Wirtschaft
Mario Draghi: "Wir haben bereits sehr viel getan."
Mario Draghi: "Wir haben bereits sehr viel getan."(Foto: dpa)

Kein Kurswechsel im Dezember: EZB hält Pulver trocken

In der Eurozone steckt die Wirtschaft in der Rezession fest, die Schuldenkrise bleibt ungelöst. Dennoch macht die EZB macht das Geld nicht noch billiger. Die Notenbank hat die Instrumente geliefert, nun sieht sie die Politik am Zug.

Die Europäische Zentralbank (EZB) stimmt die Euroländer auf ein weiteres Rezessionsjahr ein. "Die wirtschaftliche Schwäche in der Eurozone dürfte bis in das nächste Jahr hineinreichen", sagte EZB-Präsident Mario Draghi in Frankfurt.

Europas Währungshüter senkten ihre Konjunkturprognosen für die 17 Euroländer erneut deutlich. Die Wirtschaft im Währungsgebiet wird demnach auch 2013 schrumpfen, erwartet wird ein Minus von 0,3 Prozent (Spanne: minus 0,9 bis plus 0,3 Prozent). Vor drei Monaten waren die EZB-Experten noch von einem Wachstum von 0,5 Prozent ausgegangen.

"Eine allmähliche Erholung sollte Ende 2013 einsetzen", sagte Draghi. Für 2014 erwarten die EZB-Experten dann wieder ein Wachstum der Wirtschaftsleistung: um 1,1 Prozent (0,2 bis 2,2 Prozent).

Trotz trüber Konjunkturaussichten hält sich die EZB mit weiteren Maßnahmen gegen die Krise im Euroraum vorerst zurück. "Wir haben bereits sehr viel getan", sagte Draghi. Von einer Zinssenkung, die vor allem kriselnden Südländern nutzen würde, sahen die Währungshüter ab. Der Leitzins bleibt auf dem Rekordtief von 0,75 Prozent.

Gewehr bei Fuß

Seit Jahren versorgt die Notenbank Geschäftsbanken mit extrem billigem Geld. Für Beruhigung an den Märkten sorgte zuletzt zudem allein die Ankündigung der EZB, notfalls unbegrenzt Anleihen klammer Eurostaaten aufzukaufen.

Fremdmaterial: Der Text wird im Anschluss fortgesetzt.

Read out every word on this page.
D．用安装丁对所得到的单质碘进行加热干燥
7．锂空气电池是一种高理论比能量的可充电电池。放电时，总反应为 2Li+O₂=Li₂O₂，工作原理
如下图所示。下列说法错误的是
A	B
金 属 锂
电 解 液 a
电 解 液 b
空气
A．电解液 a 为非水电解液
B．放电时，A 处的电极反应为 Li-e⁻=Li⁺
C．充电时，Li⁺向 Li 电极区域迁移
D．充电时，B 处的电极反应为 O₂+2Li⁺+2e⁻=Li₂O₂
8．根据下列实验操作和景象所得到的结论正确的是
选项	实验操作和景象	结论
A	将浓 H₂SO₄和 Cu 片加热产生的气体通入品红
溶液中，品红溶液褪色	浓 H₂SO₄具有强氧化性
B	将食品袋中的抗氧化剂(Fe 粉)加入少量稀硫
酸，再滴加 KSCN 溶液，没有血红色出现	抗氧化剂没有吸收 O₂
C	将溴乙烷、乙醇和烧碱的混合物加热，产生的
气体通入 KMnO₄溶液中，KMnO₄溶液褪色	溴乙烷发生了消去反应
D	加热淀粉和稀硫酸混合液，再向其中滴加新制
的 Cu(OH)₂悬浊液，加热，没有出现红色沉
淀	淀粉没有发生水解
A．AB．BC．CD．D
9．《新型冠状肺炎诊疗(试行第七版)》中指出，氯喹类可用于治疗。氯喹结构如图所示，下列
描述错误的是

Die EZB stehe im Fall von Hilfsanträgen bereit, bekräftigte Draghi. Der Rest liege in anderen Händen: "Wir sagen den Regierungen nicht, was sie tun sollen. Sie kennen die Bedingungen. Das gilt für Spanien wie für jedes andere Land." Zuletzt habe sich die Lage an den Anleihen- und Aktienmärkten erkennbar entspannt, befand Draghi. Das Vertrauen an den Finanzmärkten habe zugenommen.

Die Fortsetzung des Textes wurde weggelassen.